To do so, researchers used global climate models that included ocean temperatures. Hazen said it provides a way to try to understand how atmospheric changes are likely to affect ocean ecosystems.
"This sets the stage for us to be able to respond to marine heat waves that are coming before they arrive and I'm really excited both because it allows for economic savings but also health and human environment savings if we can predict these things before they arrive," Hazen said.
State Climatologist Nick Bond, a researcher and professor at the University of Washington, has explored the impacts of past heat waves.

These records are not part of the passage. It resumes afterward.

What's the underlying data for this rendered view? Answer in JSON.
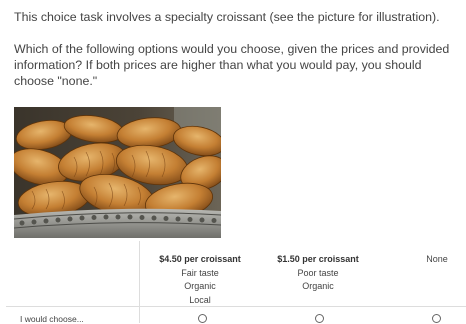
{
  "intro": "This choice task involves a specialty croissant (see the picture for illustration).",
  "question": "Which of the following options would you choose, given the prices and provided information? If both prices are higher than what you would pay, you should choose \"none.\"",
  "options": [
    {
      "price": "$4.50 per croissant",
      "attrs": [
        "Fair taste",
        "Organic",
        "Local"
      ]
    },
    {
      "price": "$1.50 per croissant",
      "attrs": [
        "Poor taste",
        "Organic"
      ]
    },
    {
      "price": "",
      "attrs": [
        "None"
      ]
    }
  ],
  "row_label": "I would choose...",
  "icons": {
    "radio": "radio-button-icon",
    "photo": "croissant-photo"
  }
}
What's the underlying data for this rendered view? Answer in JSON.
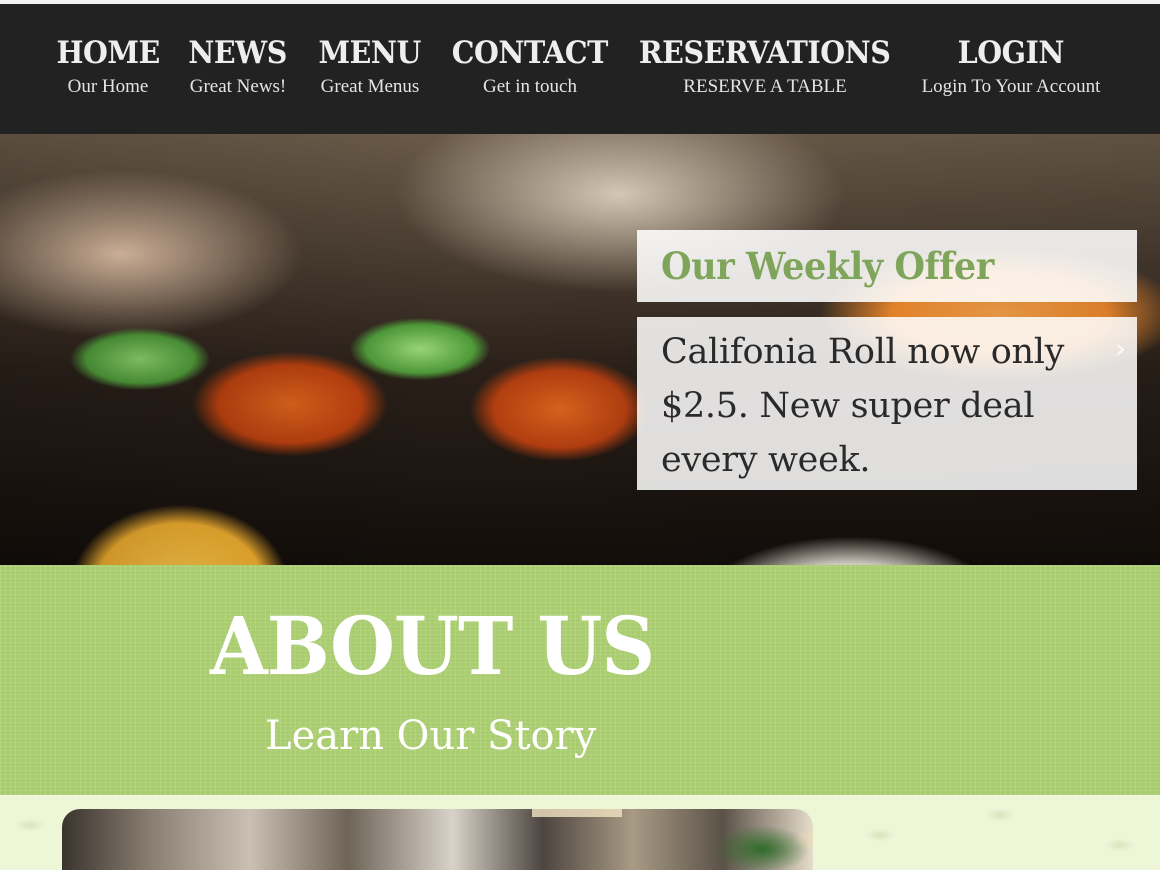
{
  "nav": {
    "items": [
      {
        "title": "HOME",
        "sub": "Our Home"
      },
      {
        "title": "NEWS",
        "sub": "Great News!"
      },
      {
        "title": "MENU",
        "sub": "Great Menus"
      },
      {
        "title": "CONTACT",
        "sub": "Get in touch"
      },
      {
        "title": "RESERVATIONS",
        "sub": "RESERVE A TABLE"
      },
      {
        "title": "LOGIN",
        "sub": "Login To Your Account"
      }
    ]
  },
  "hero": {
    "offer_title": "Our Weekly Offer",
    "offer_body": "Califonia Roll now only $2.5. New super deal every week.",
    "next_arrow": "›"
  },
  "about": {
    "title": "ABOUT US",
    "subtitle": "Learn Our Story"
  },
  "colors": {
    "nav_bg": "#222222",
    "accent_green": "#7fa55a",
    "about_bg": "#a8cc6e"
  }
}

"Certainly, the blob back in 2014, 2016 had profound impacts on our coastal communities; there's a whole host of things. One of the most notable ones is harmful algal blooms," he said. "There was an unprecedented harmful algal bloom in terms of geographic extension and severity that closed down both commercial shellfish harvest and the recreational harvest. For a long time, people couldn't go out and get razor clams, and it was a big deal for the tourist economy and fisheries. Dungeness crab is one of our biggest fisheries in terms of dollar amount being brought in and when that was closed in 2015, it had a big impact."
Bond said the heat waves impact the whole ocean ecosystem, essentially from the bottom up.
"It impacts the plankton out there, in particular the zooplankton - the little bugs that are such a key part of the food chain," Bond said. "So, when there's warmer water there's zooplankton that are small, don't have a lot of calories, just not very nutritious for the smaller fish and some of the marine mammals.
"So, when that occurs, there's impacts all up the food chain ... especially for juvenile salmon."
Bond said juvenile salmon need solid nutrition, especially for the first few months at sea, if they are to survive.
Though Bond said it's unlikely that scientists will be able to fully forecast marine heat wave seasons ahead of time with precise accuracy in the immediate future, he's hopeful the research will start the process and take steps toward more knowledge.